Mas compare-se as versões de Lars Von Trier e Quentin Tarantino sobre o mesmo assunto. Enquanto que «Manderlay» (2005) é um olhar sobre a escravatura sobre égide de Hegel e a dialéctica entre o "mestre" e o "escravo", na luta pelo reconhecimento e dominação; «Django Libertado» é essencialmente um espasmo de libertação em que Django é sinónimo de um pragmatismo cuja solução é literalmente a lei das balas. Tarantino mais uma vez simplifica através da violência pura e dura, um tema que merecia um trato mais sério e menos pitoresco. Tarantino sabe bem que o cinema comercial não vive de assuntos ou filosofias sérias, é só preciso entreter as pessoas, e também sabe que a melhor maneira de o fazer é perfilar um underdog revoltado que desata aos tiros e a repôr justiça.

Tarantino acaba somente por ser igual a si próprio.

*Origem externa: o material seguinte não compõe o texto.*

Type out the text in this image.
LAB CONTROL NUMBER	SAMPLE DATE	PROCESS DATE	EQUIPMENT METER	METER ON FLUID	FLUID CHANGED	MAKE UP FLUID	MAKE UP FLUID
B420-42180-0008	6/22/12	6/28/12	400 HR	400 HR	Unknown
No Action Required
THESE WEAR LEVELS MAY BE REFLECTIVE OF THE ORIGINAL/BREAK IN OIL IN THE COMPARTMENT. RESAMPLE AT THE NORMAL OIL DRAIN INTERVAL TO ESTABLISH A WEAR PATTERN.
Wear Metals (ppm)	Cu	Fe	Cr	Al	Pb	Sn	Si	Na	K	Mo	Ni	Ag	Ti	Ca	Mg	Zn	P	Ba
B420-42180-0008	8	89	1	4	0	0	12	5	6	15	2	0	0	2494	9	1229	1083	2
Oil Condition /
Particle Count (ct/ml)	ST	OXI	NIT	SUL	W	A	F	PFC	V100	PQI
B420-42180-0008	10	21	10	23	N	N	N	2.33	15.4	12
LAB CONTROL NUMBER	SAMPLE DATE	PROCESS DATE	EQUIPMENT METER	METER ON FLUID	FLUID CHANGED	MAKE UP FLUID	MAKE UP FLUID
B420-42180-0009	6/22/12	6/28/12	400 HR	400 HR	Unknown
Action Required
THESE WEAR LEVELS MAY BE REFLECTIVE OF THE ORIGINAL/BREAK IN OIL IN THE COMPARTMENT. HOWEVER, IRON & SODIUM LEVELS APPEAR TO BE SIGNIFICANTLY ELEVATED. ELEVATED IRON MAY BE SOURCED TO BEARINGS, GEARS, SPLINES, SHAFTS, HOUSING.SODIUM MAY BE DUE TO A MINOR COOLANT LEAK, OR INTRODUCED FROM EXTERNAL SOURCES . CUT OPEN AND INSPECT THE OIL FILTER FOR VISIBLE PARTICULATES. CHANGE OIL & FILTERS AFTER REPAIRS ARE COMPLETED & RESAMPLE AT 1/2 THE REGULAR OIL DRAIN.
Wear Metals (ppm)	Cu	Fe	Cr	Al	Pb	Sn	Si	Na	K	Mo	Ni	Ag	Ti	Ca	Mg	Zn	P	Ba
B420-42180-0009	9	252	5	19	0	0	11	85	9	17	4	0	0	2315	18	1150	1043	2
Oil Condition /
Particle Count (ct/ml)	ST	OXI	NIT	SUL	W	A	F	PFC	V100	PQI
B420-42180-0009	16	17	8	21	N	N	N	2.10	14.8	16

Todos os seus maneirismos podem ser encontrados neste filme. A violência selvática, os diálogos brilhantemente simples e um casting perfeito (Christoph Waltz merece um Óscar!), são símbolos de um realizador que independentemente do assunto tratado, não tem interesse em fugir à sua lógica quase naïve, sobre a qual deposita toda a sua obra. Se isto é bom ou mau, cabe a cada espectador decidir por si.”